Helena contempló las aguas turbias del río con recelo. Unos pececillos pálidos nadaban bajo la superficie chocando los unos con los otros, como fantasmas patosos. No parecían lo bastante listos como para tenerle miedo. Helena estaba convencida de que podía sumergir la mano en el río y pescar cualquiera de ellos en un santiamén, pero aborrecía la idea de tocar aquel agua.

Sabía que tenía que llenar las cantimploras, pero no podía imaginarse que alguien estuviera dispuesto a beber de esa agua, por mucha sed que tuviera. Sujetando las cantimploras por las asas, Helena las hundió en las aguas del río. Tío Bueno extendió una mano para coger una de las cantimploras y ayudarla a enroscar los tapones, pero Helena se negó en rotundo y las apartó de su alcance.

—¡No la toques! ¡No toques el agua! —chilló cuando una gota estuvo a punto de rozarle la mano. Al ver la cara de asombro de su compañero no pudo evitar sentirse un poco estúpida por el arrebato que acababa de tener—. Perdón. Es que no me parece muy higiénico —añadió con un tono más reservado.

—Tenemos que viajar, Helena —trató de razonar—. Es mejor que cerremos bien las cantimploras.

—Yo me encargo.

Enroscó los tapones de cada cantimplora y después las guardó en la mochila que el muchacho mantenía abierta.
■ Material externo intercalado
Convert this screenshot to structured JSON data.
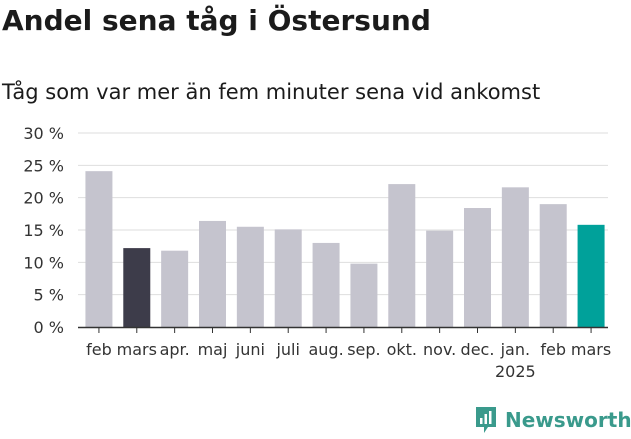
{
  "title": "Andel sena tåg i Östersund",
  "subtitle": "Tåg som var mer än fem minuter sena vid ankomst",
  "brand": "Newsworthy",
  "chart_data": {
    "type": "bar",
    "categories": [
      "feb",
      "mars",
      "apr.",
      "maj",
      "juni",
      "juli",
      "aug.",
      "sep.",
      "okt.",
      "nov.",
      "dec.",
      "jan.",
      "feb",
      "mars"
    ],
    "year_labels": [
      {
        "index": 11,
        "label": "2025"
      }
    ],
    "values": [
      24.1,
      12.2,
      11.8,
      16.4,
      15.5,
      15.1,
      13.0,
      9.8,
      22.1,
      14.9,
      18.4,
      21.6,
      19.0,
      15.8
    ],
    "bar_colors": [
      "#c5c4ce",
      "#3d3c4a",
      "#c5c4ce",
      "#c5c4ce",
      "#c5c4ce",
      "#c5c4ce",
      "#c5c4ce",
      "#c5c4ce",
      "#c5c4ce",
      "#c5c4ce",
      "#c5c4ce",
      "#c5c4ce",
      "#c5c4ce",
      "#00a19a"
    ],
    "ylim": [
      0,
      30
    ],
    "yticks": [
      {
        "value": 0,
        "label": "0 %"
      },
      {
        "value": 5,
        "label": "5 %"
      },
      {
        "value": 10,
        "label": "10 %"
      },
      {
        "value": 15,
        "label": "15 %"
      },
      {
        "value": 20,
        "label": "20 %"
      },
      {
        "value": 25,
        "label": "25 %"
      },
      {
        "value": 30,
        "label": "30 %"
      }
    ],
    "grid": true,
    "xlabel": "",
    "ylabel": ""
  }
}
Helena se secó una gota de agua que había quedado entre los dedos con la manga mientras el joven cerraba con cremallera la mochila y se la ponía sobre los hombros. Acto seguido, como si fuera algo de lo más normal. Tío Bueno colocó sus manos sobre las caderas de Helena, que se ruborizó.

Era increíblemente guapo y atractivo, pero, aun así, ¿no debería al menos presentarse primero?

—Lo siento, pero ¿quién eres? —preguntó con desconfianza.

—Orión —respondió, como si no le sorprendiera que tuviera que presentarse y, justo entonces, su mirada so tomó triste e intensa—. Una pregunta rápida: ¿sabes quién eres?

La chica se quedó callada, asustada.

—Qué raro —dijo—. Creo que he olvidado mi nombre.

—Claire, ayuda a Kate —ordenó Matt cambiando de postura a Jerry para cargar con más peso—. Tiene problemas.

La chica obedeció sin rechistar y cogió una de las piernas de Jerry para equilibrar más el peso. El coche de Claire estaba más lejos de lo que Matt recordaba. Con un poco de suerte, seguiría aparcado en el mismo lugar donde lo habían dejado. Confiaba en que nadie lo hubiera incendiado y en que no hubieran rajado los neumáticos. Si, por alguna desgracia, no podían utilizarlo, Matt tendría que cargar con Jerry hasta la cafetería él solito. Kate y Claire estaban al borde de desfallecer y los mellizos estaban tan agotados que apenas podían mantenerse en pie.